SQ13. Why does the sequence end with so many A's? (perhaps the annotation can provide some insight -- take a look at the misc_difference fields)

20. Find your way to Blast, repeating Step 11, but this time choose nucleotide blast, using a DNA query to search a database of DNA sequences. Again paste the sequence into the window. (This time you may or may not need to change the defaults, specifying that the database is not the human genome but rather Others). Under Program Selection, Optimize for, choose "Somewhat similar sequences". Now click the Blast button. When the results are returned (maybe a minute), you'll see that there are tons of hits as before, but this time there are many mammalian sequences with multiple differences with respect to the human sequence. But never mind that -- we're after flies. So go back to the submission page and specify Drosophila melanogaster and Blast again.

SQ14. How long is the best hit?

SQ15. How good (E-value) is the best hit? What does that mean?

Why such a difference between the protein and nucleotide blasts?

SQ16. How can it be that the protein search gave long matches with extremely low expect values (definitely not merely by chance) but the nucleotide search found just tiny snippets?
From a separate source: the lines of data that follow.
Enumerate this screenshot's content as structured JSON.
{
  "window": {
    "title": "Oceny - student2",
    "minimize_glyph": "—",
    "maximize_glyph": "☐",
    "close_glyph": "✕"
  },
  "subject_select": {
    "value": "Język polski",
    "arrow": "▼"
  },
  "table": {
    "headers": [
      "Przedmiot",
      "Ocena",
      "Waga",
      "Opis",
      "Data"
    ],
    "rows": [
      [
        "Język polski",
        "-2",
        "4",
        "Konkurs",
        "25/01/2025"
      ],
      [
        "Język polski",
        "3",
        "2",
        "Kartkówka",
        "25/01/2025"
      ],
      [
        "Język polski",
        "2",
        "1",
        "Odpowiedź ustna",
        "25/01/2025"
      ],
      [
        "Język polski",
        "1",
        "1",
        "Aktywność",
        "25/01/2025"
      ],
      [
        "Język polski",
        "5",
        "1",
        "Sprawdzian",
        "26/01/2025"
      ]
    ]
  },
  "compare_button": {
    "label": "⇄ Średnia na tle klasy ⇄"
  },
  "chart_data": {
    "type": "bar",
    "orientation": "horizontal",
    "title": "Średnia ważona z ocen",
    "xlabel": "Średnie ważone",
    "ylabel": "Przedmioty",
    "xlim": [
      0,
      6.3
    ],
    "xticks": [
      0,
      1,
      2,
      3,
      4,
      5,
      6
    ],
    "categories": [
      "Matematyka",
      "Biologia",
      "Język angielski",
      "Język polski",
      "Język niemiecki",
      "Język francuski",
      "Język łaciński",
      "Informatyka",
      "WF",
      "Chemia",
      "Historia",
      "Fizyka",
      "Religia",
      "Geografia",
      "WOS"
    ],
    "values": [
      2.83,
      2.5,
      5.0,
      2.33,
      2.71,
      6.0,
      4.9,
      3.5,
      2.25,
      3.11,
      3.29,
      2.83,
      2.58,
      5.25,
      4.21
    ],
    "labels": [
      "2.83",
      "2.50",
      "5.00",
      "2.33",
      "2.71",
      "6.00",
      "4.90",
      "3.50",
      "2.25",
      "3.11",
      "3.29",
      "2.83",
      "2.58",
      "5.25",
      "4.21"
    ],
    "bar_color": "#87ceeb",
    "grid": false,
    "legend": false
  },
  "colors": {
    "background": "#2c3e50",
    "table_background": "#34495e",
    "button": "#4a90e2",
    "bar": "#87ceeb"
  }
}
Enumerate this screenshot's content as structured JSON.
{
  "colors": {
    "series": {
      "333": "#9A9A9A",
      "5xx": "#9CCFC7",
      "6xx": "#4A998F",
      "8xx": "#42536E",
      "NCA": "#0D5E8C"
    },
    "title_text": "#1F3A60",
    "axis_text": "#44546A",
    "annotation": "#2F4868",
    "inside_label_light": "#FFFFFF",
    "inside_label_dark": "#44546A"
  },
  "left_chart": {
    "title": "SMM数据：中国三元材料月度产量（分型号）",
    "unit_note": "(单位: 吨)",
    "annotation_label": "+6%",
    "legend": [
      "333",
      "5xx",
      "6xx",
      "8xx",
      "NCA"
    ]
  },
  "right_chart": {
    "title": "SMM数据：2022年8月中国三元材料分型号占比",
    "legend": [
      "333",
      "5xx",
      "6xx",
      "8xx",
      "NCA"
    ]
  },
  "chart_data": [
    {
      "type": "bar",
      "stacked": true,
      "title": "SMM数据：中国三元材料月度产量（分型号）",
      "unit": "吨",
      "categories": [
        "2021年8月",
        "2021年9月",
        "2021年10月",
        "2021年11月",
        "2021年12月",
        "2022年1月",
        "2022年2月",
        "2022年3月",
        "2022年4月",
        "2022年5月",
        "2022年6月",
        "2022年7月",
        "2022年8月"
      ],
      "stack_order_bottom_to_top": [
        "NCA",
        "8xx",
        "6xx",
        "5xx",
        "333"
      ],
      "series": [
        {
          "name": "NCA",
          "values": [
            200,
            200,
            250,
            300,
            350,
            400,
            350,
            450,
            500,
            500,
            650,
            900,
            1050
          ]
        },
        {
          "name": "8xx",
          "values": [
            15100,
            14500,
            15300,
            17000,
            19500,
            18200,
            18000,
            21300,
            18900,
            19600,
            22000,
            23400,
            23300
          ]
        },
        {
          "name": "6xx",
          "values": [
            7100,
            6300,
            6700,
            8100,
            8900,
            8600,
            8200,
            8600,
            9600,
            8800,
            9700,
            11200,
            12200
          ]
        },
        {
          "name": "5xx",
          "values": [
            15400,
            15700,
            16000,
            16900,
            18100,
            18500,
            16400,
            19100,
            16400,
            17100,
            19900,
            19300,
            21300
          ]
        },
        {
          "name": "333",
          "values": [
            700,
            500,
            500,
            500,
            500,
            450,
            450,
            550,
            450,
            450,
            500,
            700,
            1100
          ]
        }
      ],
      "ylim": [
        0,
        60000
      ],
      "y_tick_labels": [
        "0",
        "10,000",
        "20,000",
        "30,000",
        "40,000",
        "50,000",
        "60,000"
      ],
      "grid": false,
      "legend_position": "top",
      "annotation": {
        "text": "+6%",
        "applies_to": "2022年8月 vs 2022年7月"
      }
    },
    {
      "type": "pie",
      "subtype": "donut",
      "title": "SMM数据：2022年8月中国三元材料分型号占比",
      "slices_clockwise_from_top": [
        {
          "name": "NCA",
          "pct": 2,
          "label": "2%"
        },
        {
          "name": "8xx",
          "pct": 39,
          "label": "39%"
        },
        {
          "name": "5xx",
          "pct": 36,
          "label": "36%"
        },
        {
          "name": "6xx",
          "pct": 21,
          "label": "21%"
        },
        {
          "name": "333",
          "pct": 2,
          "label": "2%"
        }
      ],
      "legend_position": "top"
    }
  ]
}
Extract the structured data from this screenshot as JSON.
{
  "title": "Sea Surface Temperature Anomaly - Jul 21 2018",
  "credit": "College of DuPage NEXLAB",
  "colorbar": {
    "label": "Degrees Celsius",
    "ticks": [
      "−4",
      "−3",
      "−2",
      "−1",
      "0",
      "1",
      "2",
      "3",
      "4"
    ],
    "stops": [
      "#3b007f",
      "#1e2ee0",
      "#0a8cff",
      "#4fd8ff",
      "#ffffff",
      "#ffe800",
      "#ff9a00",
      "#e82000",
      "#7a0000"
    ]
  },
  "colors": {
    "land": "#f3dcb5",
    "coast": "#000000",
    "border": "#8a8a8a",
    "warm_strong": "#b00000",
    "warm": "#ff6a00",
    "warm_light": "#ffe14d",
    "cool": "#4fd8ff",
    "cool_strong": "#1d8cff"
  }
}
One last trick. Get back to the BLAST front page, either starting over at NCBI or using the browser back button several times. This time choose BLASTX, which takes your nucleotide sequence and translates in all six possible reading frames before comparing the translated sequences against all known proteins. Paste in the human FMRP nucleotide sequence, choose Drosophila melanogaster as the target organism and go. (This might take about six times as long as your previous Blast)

SQ17. You used as query the same sequence as a moment ago, used as target the same organism... why are the results so different?

SQ18. Suppose that you have a mysterious phage gene and you'd like to know what it might do. Your plan is to use the gene to search for similar genes amongst all that are known. What general advice can you now offer yourself about the best way to achieve your goal?